President Obama removed that restriction last year.
But Judge Lamberth in Washington, D.C., was skeptical of the Obama administration’s claim that federal money would not be used to pay for the destruction of embryos once the research is complete.
The fact that stem cell research involves “multiple steps does not mean that each step is a separate ‘piece of research’ that may be federally funded, provided the next step does not result in the destruction of an embryo,” he wrote.
Lamberth refused to grant the government’s emergency motion to lift the ban, saying government officials are “incorrect about much of their ‘parade of horribles’ that will supposedly result from this court’s preliminary injunction.”

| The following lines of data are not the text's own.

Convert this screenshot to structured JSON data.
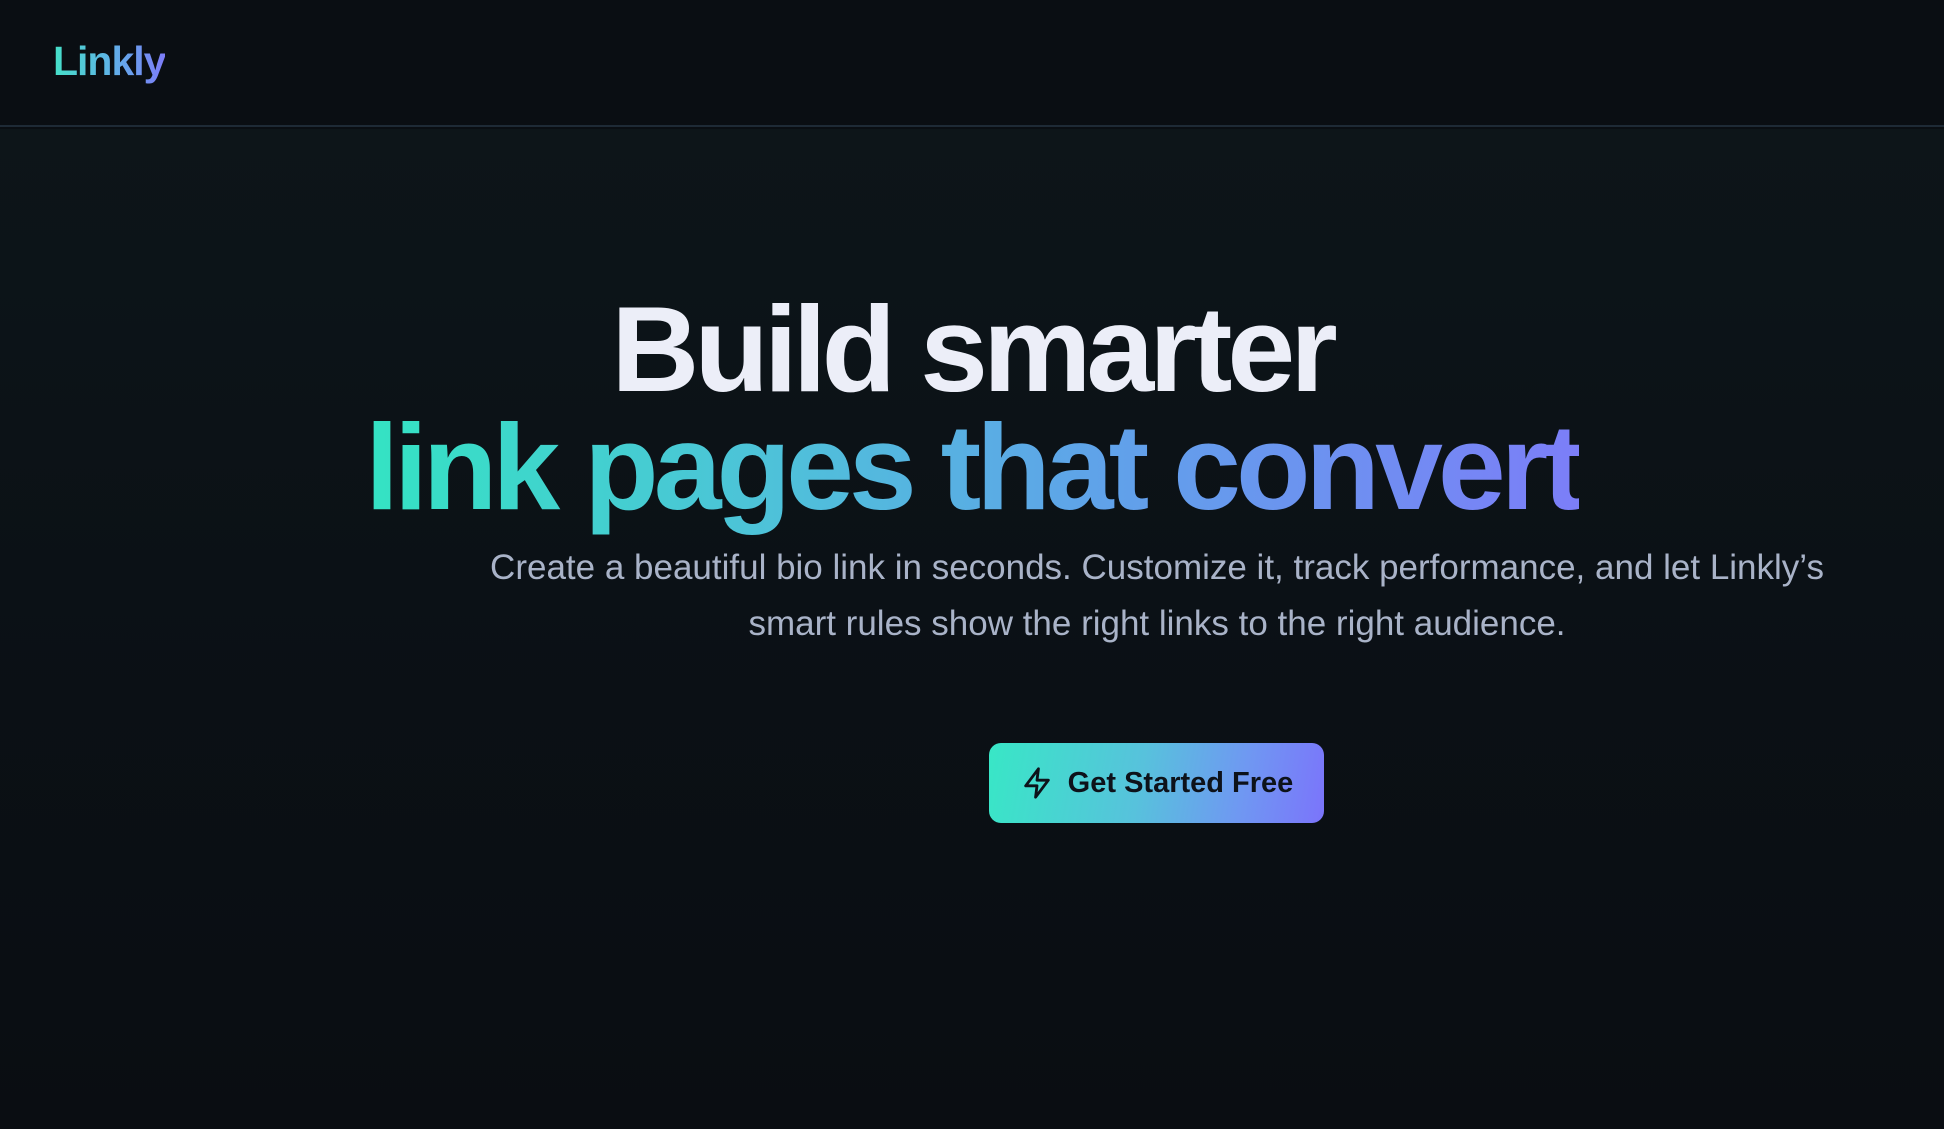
{
  "header": {
    "logo_text": "Linkly"
  },
  "hero": {
    "headline_line1": "Build smarter",
    "headline_line2": "link pages that convert",
    "subtext": "Create a beautiful bio link in seconds. Customize it, track performance, and let Linkly’s smart rules show the right links to the right audience.",
    "cta_label": "Get Started Free",
    "cta_icon": "lightning-bolt-icon"
  },
  "colors": {
    "background": "#0a0e13",
    "headline_white": "#eceef8",
    "gradient_start": "#34e3c3",
    "gradient_end": "#7c7ef8",
    "subtext": "#a9b3c8"
  }
}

“In this court’s view, a stay would flout the will of Congress, as this court understands what Congress has enacted in the Dickey-Wicker amendment,” Lamberth wrote in his three-page order.
“Congress remains perfectly free to amend or revise the statute,” he added. “This court is not free to do so.”
Two stem cell scientists, Dr. James Sherley and Dr. Theresa Deisher, Nightlight Christian Adoptions, “embryos” and others sued last year to block the Obama administration’s policy, Guidelines for Human Stem Cell Research from taking effect.
The lawsuit was dismissed for lack of standing, but the D.C. Circuit reversed, finding that researchers would face increased competition for federal funding.